Au moment où l’intelligence artificielle est en train de bouleverser le monde de l’entreprise, de plus en plus de salariés sont tentés par une reconversion dans les métiers de l’artisanat [1]. Sur ce créneau, l’organisme de formation toulousain Pass Passion essaye d’accompagner ce mouvement. « Lorsque nous nous sommes lancés en 2020, en plein période du Covid, il y a eu une première vague de cols blancs qui sont venus vers nous, à la recherche d’un métier davantage porteur de sens. Aujourd’hui, on est confronté à une deuxième vague de salariés qui font face à la Révolution IA. Certains sont en train de perdre leur emploi, d’autres anticipent et veulent aller vers des métiers manuels qui seront beaucoup plus difficilement remplaçables », raconte Jean Muller, le fondateur de Pass Passion. Pour faire face à la hausse des demandes et monter en puissance, la société toulousaine a levé 275.000 euros en six semaines en fin d’année 2025 (175.000 euros auprès de business angels et 100.000 euros auprès du Crédit Agricole et Bpifrance, la banque publique d’investissement) [2].
« Retrouver des gestes et méthodes artisanales »

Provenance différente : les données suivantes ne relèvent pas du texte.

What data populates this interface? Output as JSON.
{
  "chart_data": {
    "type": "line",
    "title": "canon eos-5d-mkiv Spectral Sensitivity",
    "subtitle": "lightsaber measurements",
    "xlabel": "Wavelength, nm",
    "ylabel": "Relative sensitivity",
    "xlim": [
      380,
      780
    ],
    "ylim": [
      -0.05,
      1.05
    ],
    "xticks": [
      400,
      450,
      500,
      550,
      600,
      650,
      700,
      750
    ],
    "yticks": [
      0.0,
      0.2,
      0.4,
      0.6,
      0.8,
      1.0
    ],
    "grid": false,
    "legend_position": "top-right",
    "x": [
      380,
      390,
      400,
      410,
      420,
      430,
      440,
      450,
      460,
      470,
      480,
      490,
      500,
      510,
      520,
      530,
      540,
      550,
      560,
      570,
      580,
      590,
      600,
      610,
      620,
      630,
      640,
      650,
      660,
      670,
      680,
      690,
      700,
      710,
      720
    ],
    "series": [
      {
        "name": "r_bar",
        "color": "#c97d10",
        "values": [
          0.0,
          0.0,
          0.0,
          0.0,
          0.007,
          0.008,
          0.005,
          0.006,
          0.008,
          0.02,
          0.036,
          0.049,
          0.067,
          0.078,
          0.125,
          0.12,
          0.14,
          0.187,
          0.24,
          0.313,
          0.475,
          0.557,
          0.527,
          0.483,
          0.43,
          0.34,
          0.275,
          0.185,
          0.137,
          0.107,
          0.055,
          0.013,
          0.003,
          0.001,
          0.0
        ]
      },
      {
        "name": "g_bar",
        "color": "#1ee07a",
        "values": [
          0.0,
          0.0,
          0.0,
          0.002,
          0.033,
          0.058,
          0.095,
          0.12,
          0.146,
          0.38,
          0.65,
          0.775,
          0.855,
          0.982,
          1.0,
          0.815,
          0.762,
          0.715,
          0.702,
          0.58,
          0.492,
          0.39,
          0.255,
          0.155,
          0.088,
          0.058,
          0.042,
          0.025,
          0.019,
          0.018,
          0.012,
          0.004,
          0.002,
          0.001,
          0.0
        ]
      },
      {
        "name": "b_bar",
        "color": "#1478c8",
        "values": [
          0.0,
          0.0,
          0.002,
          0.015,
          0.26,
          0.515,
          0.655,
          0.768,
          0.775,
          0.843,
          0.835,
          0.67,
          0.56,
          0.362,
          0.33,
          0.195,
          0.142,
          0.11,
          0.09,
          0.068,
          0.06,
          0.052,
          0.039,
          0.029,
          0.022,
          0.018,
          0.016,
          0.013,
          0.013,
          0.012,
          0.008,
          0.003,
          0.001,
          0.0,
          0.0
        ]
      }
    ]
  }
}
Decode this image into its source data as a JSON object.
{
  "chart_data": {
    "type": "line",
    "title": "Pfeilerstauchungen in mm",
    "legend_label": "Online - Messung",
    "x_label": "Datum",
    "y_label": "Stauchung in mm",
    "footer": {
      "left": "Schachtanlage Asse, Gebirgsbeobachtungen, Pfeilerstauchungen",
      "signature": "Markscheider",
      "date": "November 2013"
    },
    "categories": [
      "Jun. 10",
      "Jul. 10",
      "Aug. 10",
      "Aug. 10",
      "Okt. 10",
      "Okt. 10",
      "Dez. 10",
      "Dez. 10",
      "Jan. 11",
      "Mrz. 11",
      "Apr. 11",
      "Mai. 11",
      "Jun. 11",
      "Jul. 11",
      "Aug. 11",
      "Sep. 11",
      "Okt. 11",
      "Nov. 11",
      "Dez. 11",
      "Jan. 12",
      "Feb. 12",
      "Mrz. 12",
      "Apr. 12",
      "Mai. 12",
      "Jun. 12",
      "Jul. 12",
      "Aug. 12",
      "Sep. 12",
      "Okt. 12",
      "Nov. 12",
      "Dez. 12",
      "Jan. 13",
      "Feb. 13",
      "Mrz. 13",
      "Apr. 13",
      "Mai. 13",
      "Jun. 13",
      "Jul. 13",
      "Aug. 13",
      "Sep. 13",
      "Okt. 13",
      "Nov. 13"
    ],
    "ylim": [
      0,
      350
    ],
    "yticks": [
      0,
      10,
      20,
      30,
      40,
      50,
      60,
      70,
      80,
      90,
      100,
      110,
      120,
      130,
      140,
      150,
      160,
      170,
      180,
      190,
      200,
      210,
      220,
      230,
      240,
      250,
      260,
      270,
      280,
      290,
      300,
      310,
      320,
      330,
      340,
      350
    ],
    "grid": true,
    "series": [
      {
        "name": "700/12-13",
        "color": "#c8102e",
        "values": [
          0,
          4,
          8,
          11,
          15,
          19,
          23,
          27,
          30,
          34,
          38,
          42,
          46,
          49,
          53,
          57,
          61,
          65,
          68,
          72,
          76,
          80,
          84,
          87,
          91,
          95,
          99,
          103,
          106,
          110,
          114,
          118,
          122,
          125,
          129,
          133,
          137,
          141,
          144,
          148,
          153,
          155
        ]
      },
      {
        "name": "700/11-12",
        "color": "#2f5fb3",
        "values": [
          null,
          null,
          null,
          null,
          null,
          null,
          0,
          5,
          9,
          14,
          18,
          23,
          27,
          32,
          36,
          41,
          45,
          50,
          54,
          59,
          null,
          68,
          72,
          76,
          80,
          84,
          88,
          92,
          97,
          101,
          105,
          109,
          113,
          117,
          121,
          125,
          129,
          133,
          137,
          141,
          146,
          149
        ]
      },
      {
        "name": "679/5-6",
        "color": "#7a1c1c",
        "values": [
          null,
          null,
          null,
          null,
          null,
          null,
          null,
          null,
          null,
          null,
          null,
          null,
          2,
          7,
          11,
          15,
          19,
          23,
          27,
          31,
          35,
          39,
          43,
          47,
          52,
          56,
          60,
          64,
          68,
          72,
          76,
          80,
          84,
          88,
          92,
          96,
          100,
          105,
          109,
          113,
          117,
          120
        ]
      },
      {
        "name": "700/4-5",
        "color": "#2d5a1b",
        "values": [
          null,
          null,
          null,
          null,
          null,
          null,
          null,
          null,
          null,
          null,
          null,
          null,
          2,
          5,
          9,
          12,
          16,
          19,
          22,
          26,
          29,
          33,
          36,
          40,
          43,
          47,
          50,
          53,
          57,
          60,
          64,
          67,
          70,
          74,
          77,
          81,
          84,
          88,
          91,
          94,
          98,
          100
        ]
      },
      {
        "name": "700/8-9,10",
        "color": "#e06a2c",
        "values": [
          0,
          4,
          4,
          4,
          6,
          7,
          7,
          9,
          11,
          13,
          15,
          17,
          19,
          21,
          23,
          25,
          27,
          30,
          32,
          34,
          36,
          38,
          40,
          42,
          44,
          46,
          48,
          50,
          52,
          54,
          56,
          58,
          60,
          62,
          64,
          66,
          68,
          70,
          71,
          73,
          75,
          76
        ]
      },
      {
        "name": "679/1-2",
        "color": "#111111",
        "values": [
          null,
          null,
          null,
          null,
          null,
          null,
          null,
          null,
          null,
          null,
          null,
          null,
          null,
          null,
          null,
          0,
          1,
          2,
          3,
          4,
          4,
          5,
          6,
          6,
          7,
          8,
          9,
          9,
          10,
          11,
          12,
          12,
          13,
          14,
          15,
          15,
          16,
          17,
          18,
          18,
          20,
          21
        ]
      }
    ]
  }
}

« Nous aimerions renforcer notre maillage territorial. Nous avons plus de cent cinquante artisans-formateurs. Nous en voudrions cent supplémentaires. Nous visons surtout une présence accrue dans les préfectures et sous-préfectures du pays. De 700 formations environ dispensées en 2025, nous pourrions passer à 1500 en 2026 », explique le dirigeant, ancien commercial dans le spatial qui s’est lui-même reconverti. Aujourd’hui, les formations proposées par Pass Passion sont à 90 % des stages de pré-professionnalisation d’une durée moyenne de trois semaines [3] et seulement à 10 % des stages de découverte de quelques jours.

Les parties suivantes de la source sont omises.